Secondly, to testify to the truth even against the rich or powerful, and at minimum not to prejudge two combatants based on their socio-economic status is critical for the well-being of society. It was reported by some Islamic references that the above verse was revealed to the prophet while two adversaries stood in front him pleading their cases. The prophet was inclined to believe the rich because it was unlikely for him to have been unfair to the poor. However, the verse reversed his preconceived state of mind.

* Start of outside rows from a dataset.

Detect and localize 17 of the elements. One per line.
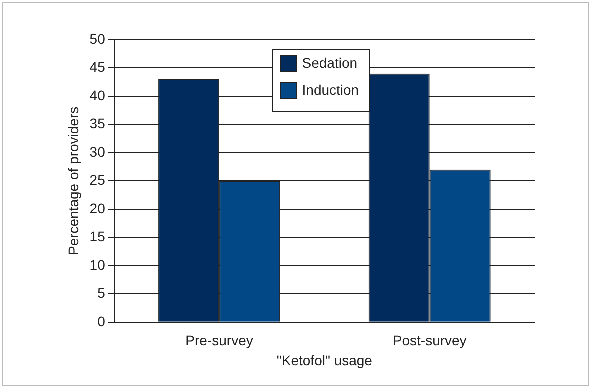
x-tick-label: Pre-survey	[186, 332, 254, 349]
y-tick-label: 30	[90, 144, 106, 160]
y-tick-label: 15	[90, 228, 106, 245]
x-tick-label: Post-survey	[392, 332, 467, 349]
y-tick-label: 45	[90, 59, 106, 76]
y-tick-label: 10	[90, 256, 106, 273]
legend-label: Sedation	[302, 54, 358, 71]
y-tick-label: 50	[90, 30, 106, 47]
y-tick-label: 5	[98, 285, 106, 302]
x-axis-title: "Ketofol" usage	[276, 352, 373, 368]
y-axis-title: Percentage of providers	[65, 106, 82, 256]
y-tick-label: 20	[90, 200, 106, 216]
y-tick-label: 0	[98, 313, 106, 330]
y-tick-label: 25	[90, 172, 106, 188]
legend-label: Induction	[302, 82, 360, 98]
y-tick-label: 40	[90, 87, 106, 104]
y-tick-label: 35	[90, 116, 106, 132]
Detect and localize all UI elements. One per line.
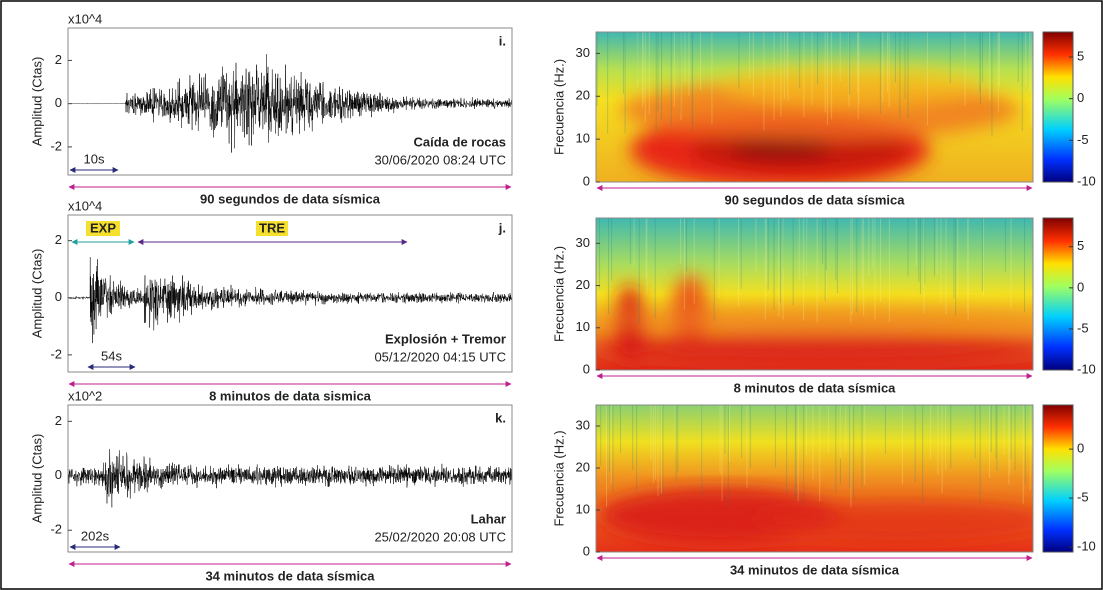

There are several examples throughout the Quran and Islamic literature that highlight ways in which justice was applied. Here is an example:
In 640–642, while Amr Ibn Al-As was governor of Egypt, his son entered into a horse race. When the son saw a non-Muslim overtake him, he whipped his opponent and told him: “How dare you overtake me, and I am the ‘son of the two nobilities.’”
The aggrieved young man shared his experience with his father who decided to travel nearly 1400 km to Medina, the capital of the Islamic Empire, and complain, in person, to the Khalifa (ruler) Omar Ibn Al-Khattab. Upon hearing his story, Omar sent for the governor to come with his son to Medina during the coming Hajj season. When they presented themselves to Omar, he gave a whip to the injured young man and ordered him to whip the ‘son of the two nobilities’ and he did to his satisfaction. Omar then asked the young man if he would like to whip the governor, who was just as guilty in Omar’s eyes, because he allowed for this injustice to occur under his watch. The young man declined, stating he had no issue with the governor.
Omar then turned to the crowd to address the crime committed by the governor and his son to make his now famous remark: “How could you enslave people when they were birthed by their mothers as free people.”
The Quran is replete with many verses commanding followers to stand for justice.
Here is one more example:
God enjoins you to return the deposits,
In your custody to their owners,
And when making judgments between people,
Judge with justice,
God’s admonitions are the best,
God is all Hearing, all Seeing.”
Another example is one that is customarily recited at the end of all Friday lectures (Khutbas) throughout the word as a reminder and exhortation to all followers of Islam to adhere to it.
“God enjoins justice, kindness and the giving to kinsfolk
And forbids lewdness, abomination and oppression
He exhorts you so you may heed.”
The Prophet also often reminded his followers to pursuit justice because it is the right thing to do. In one of his sayings:
“A person who does not testify to the truth is a mute devil.”
 ‘Two nobilities’ refers to both the father, who was the governor of the country, and the mother who was of nobilities as well.